Fast forward a few centuries, gold is still a beauty elixir. You’ll find flecks of gold in outrageously expensive skincare creams promising to firm your face and erase your wrinkles.
Does it work? Is gold worth its weight or is just a glistening gimmick to attract skincare magpies?
How does gold benefit skin?
Here’s the tricky part: very few studies have bothered to study what gold does for your skin.
Brands tell you a different story, of course. They’ll say that gold has powerful anti-inflammatory and anti-aging properties.
Where they get this info from? Well, from a handful of medical (not skincare!) studies.
The British Journal of Radiology says gold nanoparticles are emerging as a promising treatment for cancer. It seems it works for rheumatoid arthritis, too.
Rheumatoid arthritis is an inflammatory disease. Inflammation is one of the main causes of aging. So it makes sense that gold can fight any problems caused by inflammation.

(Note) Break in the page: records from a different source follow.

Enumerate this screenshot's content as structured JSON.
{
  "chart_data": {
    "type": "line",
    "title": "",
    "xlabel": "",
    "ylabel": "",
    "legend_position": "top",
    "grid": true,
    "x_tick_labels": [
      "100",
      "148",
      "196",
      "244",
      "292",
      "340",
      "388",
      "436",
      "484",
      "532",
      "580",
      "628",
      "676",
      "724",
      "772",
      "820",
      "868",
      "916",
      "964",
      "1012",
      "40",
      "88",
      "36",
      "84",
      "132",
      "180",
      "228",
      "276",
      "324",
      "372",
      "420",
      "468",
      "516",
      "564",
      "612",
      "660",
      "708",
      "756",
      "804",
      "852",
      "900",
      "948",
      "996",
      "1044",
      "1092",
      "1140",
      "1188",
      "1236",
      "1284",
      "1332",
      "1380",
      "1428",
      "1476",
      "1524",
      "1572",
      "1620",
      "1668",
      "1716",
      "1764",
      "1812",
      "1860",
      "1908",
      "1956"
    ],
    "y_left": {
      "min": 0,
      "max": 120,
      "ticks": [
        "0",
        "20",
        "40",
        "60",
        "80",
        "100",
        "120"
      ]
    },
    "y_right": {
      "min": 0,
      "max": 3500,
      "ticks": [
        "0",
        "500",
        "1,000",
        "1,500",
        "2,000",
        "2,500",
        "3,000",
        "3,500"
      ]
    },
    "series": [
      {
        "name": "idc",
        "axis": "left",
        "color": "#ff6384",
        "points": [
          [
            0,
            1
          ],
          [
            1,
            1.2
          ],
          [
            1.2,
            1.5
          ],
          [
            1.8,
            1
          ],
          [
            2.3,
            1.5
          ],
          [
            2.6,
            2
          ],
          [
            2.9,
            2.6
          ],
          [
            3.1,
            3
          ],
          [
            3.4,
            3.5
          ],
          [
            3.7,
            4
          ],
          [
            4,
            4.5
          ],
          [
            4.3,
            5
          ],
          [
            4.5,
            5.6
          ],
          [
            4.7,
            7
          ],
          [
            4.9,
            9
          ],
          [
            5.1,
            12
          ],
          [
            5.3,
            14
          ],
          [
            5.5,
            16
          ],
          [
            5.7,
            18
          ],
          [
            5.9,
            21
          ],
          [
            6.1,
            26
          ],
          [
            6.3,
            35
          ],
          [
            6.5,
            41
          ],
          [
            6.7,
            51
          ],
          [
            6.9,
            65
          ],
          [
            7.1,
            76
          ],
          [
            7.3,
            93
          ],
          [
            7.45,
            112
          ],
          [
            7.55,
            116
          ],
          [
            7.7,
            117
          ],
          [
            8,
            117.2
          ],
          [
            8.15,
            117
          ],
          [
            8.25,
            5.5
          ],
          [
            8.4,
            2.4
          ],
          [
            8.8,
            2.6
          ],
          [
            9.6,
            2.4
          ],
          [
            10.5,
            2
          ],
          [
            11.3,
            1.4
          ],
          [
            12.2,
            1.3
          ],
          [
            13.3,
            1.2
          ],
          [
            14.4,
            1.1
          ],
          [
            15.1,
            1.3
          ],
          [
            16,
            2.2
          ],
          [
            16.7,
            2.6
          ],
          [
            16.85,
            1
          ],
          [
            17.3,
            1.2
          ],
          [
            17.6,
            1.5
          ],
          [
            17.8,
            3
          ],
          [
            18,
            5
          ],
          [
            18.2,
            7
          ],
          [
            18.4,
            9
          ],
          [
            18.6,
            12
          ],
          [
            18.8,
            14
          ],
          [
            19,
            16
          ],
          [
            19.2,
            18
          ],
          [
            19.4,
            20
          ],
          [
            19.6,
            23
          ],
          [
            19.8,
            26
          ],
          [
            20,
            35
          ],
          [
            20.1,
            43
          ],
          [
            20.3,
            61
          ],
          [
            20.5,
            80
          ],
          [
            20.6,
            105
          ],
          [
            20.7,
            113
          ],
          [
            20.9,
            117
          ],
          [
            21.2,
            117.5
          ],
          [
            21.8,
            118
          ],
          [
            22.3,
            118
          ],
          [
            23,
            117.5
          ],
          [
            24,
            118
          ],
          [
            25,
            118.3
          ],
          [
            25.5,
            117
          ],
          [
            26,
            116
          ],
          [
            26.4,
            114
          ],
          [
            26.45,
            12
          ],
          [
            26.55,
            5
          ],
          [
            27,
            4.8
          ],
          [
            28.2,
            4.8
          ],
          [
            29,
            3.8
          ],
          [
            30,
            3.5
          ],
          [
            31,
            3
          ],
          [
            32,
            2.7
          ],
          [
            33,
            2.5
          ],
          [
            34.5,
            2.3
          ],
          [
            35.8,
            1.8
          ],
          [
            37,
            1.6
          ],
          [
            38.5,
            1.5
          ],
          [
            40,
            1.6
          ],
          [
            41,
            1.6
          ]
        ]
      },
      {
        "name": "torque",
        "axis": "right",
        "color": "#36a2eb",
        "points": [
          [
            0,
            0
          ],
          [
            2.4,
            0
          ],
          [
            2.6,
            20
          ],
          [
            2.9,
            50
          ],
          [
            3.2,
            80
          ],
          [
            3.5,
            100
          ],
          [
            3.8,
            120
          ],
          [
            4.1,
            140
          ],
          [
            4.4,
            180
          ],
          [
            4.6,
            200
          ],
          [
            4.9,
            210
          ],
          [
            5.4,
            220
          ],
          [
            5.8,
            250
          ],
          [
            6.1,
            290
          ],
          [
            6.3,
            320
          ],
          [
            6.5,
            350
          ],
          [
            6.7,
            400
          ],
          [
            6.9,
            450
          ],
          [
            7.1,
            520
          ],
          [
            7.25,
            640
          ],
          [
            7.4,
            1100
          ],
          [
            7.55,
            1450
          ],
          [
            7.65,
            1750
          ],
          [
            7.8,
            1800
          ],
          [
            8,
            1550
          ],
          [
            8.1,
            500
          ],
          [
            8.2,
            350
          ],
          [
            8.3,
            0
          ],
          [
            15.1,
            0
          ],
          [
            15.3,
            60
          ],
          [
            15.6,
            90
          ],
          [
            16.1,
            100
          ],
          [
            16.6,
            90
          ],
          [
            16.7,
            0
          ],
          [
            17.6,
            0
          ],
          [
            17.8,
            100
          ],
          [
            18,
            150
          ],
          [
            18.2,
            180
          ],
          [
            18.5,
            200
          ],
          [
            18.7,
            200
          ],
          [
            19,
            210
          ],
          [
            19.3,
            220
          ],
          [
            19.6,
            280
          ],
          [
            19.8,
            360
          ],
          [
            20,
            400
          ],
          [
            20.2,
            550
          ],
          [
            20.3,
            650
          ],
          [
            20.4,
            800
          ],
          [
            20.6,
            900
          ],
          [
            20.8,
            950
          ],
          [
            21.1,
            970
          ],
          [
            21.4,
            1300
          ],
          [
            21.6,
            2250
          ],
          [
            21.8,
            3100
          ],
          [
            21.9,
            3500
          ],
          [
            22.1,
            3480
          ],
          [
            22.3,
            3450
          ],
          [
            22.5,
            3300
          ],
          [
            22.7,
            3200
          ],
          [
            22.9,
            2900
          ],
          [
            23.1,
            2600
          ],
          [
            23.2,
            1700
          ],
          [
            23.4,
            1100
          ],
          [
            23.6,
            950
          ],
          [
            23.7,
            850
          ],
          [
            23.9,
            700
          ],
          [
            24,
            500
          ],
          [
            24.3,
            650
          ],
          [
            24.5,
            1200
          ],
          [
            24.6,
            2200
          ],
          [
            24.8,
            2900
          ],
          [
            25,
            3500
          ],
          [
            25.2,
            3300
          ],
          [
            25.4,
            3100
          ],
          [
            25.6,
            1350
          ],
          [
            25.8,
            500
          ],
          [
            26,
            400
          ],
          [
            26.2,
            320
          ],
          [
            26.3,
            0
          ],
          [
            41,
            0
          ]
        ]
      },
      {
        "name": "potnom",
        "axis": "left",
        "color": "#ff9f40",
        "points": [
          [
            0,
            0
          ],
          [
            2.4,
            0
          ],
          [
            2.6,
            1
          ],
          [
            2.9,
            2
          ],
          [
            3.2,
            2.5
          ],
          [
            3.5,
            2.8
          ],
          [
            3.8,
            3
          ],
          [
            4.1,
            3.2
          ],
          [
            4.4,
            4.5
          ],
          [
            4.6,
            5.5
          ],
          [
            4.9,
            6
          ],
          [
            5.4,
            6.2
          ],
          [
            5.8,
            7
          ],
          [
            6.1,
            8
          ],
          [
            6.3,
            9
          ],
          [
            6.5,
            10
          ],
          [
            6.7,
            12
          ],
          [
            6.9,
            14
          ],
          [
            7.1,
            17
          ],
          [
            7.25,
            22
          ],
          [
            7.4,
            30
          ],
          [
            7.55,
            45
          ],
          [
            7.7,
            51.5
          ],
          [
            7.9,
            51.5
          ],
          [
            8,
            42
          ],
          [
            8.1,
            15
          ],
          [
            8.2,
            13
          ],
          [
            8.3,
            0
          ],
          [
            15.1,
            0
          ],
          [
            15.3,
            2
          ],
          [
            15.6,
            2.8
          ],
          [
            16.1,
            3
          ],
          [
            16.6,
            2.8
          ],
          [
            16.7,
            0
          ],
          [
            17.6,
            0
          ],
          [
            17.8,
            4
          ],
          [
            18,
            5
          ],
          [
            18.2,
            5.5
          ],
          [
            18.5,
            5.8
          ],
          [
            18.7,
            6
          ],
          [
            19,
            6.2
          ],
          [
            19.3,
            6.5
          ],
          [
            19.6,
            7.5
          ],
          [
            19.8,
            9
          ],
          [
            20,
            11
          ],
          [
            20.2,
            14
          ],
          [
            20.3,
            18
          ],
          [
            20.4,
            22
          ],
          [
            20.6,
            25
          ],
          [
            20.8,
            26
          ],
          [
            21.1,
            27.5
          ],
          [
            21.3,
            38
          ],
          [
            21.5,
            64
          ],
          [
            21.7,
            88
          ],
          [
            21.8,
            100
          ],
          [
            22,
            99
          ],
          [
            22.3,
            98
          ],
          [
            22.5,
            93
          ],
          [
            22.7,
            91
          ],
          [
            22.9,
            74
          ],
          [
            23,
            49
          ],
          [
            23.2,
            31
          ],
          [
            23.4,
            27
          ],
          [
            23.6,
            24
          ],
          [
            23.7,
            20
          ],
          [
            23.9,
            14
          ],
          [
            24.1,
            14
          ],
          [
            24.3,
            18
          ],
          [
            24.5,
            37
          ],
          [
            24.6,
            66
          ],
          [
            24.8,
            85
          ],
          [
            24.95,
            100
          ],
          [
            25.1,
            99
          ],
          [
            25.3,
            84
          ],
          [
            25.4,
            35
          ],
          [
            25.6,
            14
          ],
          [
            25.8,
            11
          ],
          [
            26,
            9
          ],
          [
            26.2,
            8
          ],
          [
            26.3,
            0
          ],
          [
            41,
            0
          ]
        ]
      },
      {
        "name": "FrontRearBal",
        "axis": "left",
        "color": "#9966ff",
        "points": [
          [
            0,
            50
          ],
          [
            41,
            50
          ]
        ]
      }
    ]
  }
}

But we don’t know how it does this. Scientists have discovered it helps treats arthritis but don’t know why or how yet.
Some theories propose it works by deactivating the proteins involved in inflammation, while others suggest it’s merely a carrier that helps the active ingredients reach their intended destination.
One study on the effects of gold on rheumatoid arthritis found it can boost collagen production. In theory, that’s a good news. In practice, you have to consider how gold is delivered to your skin.
A few flecks of gold in a moisturizer are unlikely to be enough to firm your skin. What they do, instead, is catch the light and make your face glow.
FYI: a highlighter does the same and is cheaper.
Does gold have any side effects?
Yep. Gold is a common allergen. If you’re allergic to gold jewelry, avoid it in your skincare, too.
Get your gold fix from jewelry for now. Gold in skincare may be promising, but those flecks will only give you a beautiful glow.